Wellows is an AI visibility tracking platform under Disrupt Lab — built to help brands, agencies, and marketers understand and grow their presence inside AI-generated answers across ChatGPT, Gemini, Perplexity, Google AI Overviews, and AI Mode. I joined this project from the earliest stages and have been the sole UI/UX designer across every phase of its evolution.
AI search visibility is a genuinely new category. When we started, there was no established model for what this kind of tool should look like or how users should navigate it. That ambiguity was both the challenge and the opportunity.
The core user problem was clear: brands and agencies had no structured way to measure, compare, or act on their presence inside AI-generated answers. They were flying blind while their competitors were being cited by ChatGPT and Gemini.
The GEO (Generative Engine Optimization) space was forming in real time. Competitors were emerging, category definitions were shifting, and users were arriving with mental models built from traditional SEO tools — not AI-native interfaces.
Agencies managing multiple client brands, in-house marketers at startups, freelance consultants, and SEO professionals expanding into GEO. All had one thing in common: they already knew Semrush and Ahrefs. That familiarity shaped everything.
Track AI citation frequency. Identify where competitors are winning. Surface content gaps. Find outreach targets. Generate optimized content. Report progress over time. All of this in a single, opinionated workflow.
How do you make a technically complex, data-dense product feel immediately understandable to users whose comfort zone is traditional SEO dashboards — without becoming a Semrush clone?
The first version of Wellows was a conversational AI interface — a chat-based UX where users typed natural language queries to get visibility data and keyword insights. It worked technically. But it failed the user.
"We were asking users to learn a new behaviour in a tool they needed to trust immediately. It wasn't working."
New users onboarded into our Slack community consistently showed the same confusion: they didn't know what to ask, they didn't know what the tool could do, and they weren't sure if the outputs were what they needed.
Meanwhile, the competitors entering the GEO space were all converging on structured dashboards — the visual grammar that SEO professionals already trusted. We were creating cognitive overhead where the category needed clarity.
After monitoring how real users interacted with the product and surveying competitor positioning, I presented a clear case: users in this category navigate by scanning dashboards, not conversing with agents. The decision to rebuild was made with full alignment.
The new direction borrowed the visual grammar of Semrush and Ahrefs — not their aesthetic — as a cognitive anchor for users already trained on those tools, then pushed further with a cleaner, more focused data architecture.
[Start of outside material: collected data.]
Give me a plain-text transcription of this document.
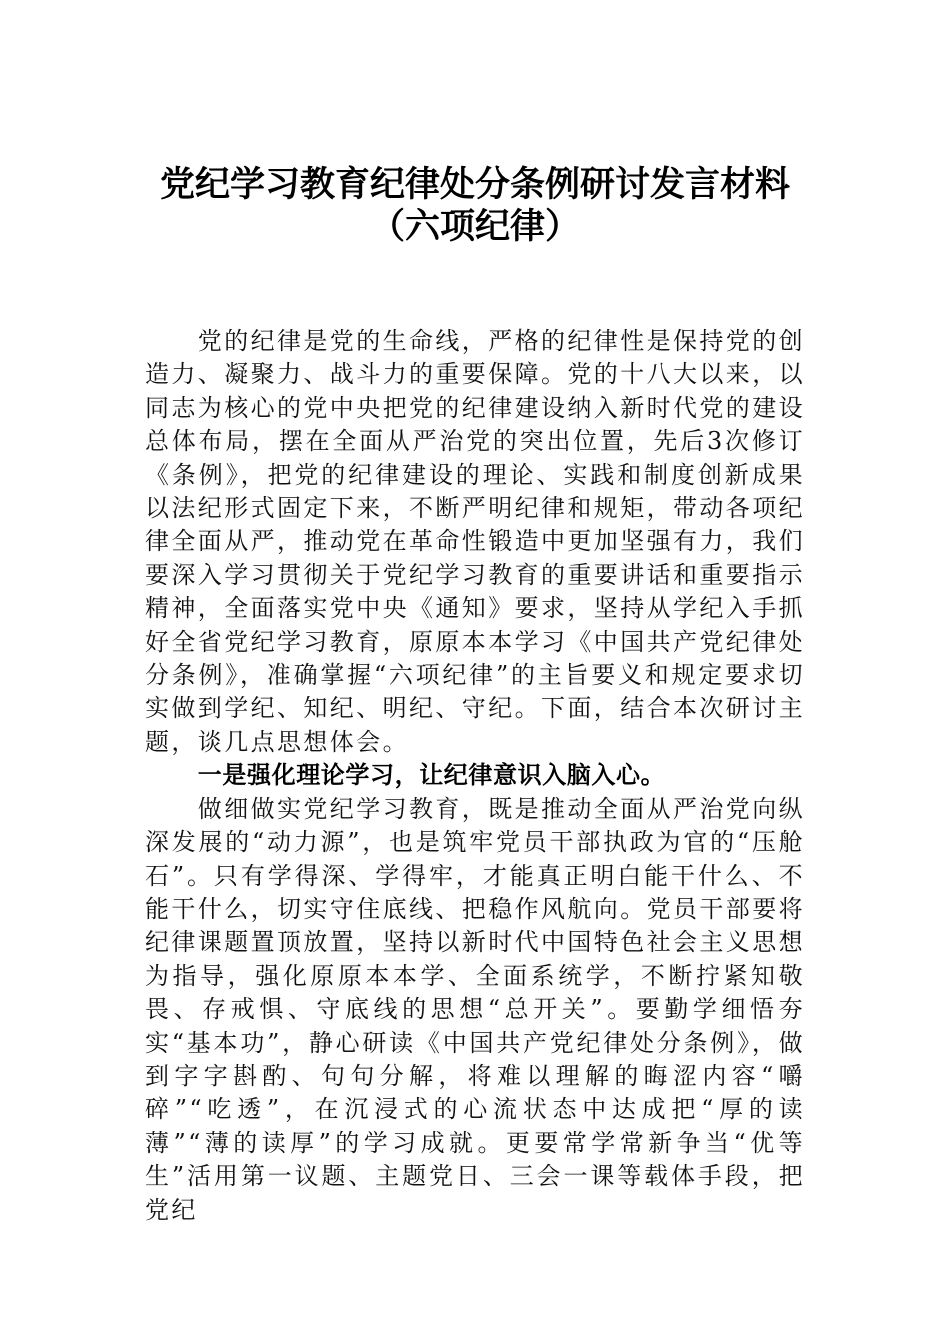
党纪学习教育纪律处分条例研讨发言材料
（六项纪律）

党的纪律是党的生命线，严格的纪律性是保持党的创造力、凝聚力、战斗力的重要保障。党的十八大以来，以同志为核心的党中央把党的纪律建设纳入新时代党的建设总体布局，摆在全面从严治党的突出位置，先后3次修订《条例》，把党的纪律建设的理论、实践和制度创新成果以法纪形式固定下来，不断严明纪律和规矩，带动各项纪律全面从严，推动党在革命性锻造中更加坚强有力，我们要深入学习贯彻关于党纪学习教育的重要讲话和重要指示精神，全面落实党中央《通知》要求，坚持从学纪入手抓好全省党纪学习教育，原原本本学习《中国共产党纪律处分条例》，准确掌握“六项纪律”的主旨要义和规定要求切实做到学纪、知纪、明纪、守纪。下面，结合本次研讨主题，谈几点思想体会。

一是强化理论学习，让纪律意识入脑入心。

做细做实党纪学习教育，既是推动全面从严治党向纵深发展的“动力源”，也是筑牢党员干部执政为官的“压舱石”。只有学得深、学得牢，才能真正明白能干什么、不能干什么，切实守住底线、把稳作风航向。党员干部要将纪律课题置顶放置，坚持以新时代中国特色社会主义思想为指导，强化原原本本学、全面系统学，不断拧紧知敬畏、存戒惧、守底线的思想“总开关”。要勤学细悟夯实“基本功”，静心研读《中国共产党纪律处分条例》，做到字字斟酌、句句分解，将难以理解的晦涩内容“嚼碎”“吃透”，在沉浸式的心流状态中达成把“厚的读薄”“薄的读厚”的学习成就。更要常学常新争当“优等生”活用第一议题、主题党日、三会一课等载体手段，把党纪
The dashboard was designed around a core workflow: understand where you stand, identify what to fix, take action, then track what changed. Every module maps to one of these four stages.
The Visibility Score screen breaks down the headline metric into constituent drivers — total mentions, explicit mentions, implicit mentions, and tracked queries — giving users a causal chain, not just a number.
The Monitor screen was one of the more complex design problems: combining a trend chart, a radar chart for topic positioning, and an AI-generated narrative analysis — without it feeling like a data dump.
The solution was clear sectioning with strong typographic hierarchy, and keeping the AI-generated insight cards collapsible and colour-coded by type: brand performance, industry trends, competitor movements.
The platform distinguishes two types of opportunity: Explicit (content topics your competitors rank for — you should write about them) and Implicit (high-authority sites already cited by LLMs — you should get mentioned there). This distinction needed to be structurally clear, not buried in labels.
Performance History and Citation Share are the screens agencies bring to client presentations. The design needed to communicate trend, comparison, and delta — clearly, at a glance, without requiring explanation.
KIVA is the content generation module — an integrated keyword research and content creation tool. It needed its own distinct visual language inside Wellows because the interaction model is different: more exploratory, keyword-led, with a multi-step creation workflow.
Every decision in the product traces back to a structured design system — tokens, component patterns, and typographic rules that ensure consistency across a product that spans 10+ feature modules and continues to grow.
Designing an ongoing SaaS product over two years is different from a one-off project. The process is iterative, informed by live user signals, and always balancing shipping speed with design rigour.
Two years into a single product is a different kind of design education. You see the full arc — what you got right early, what needed to be undone, and how a product grows when design decisions compound over time.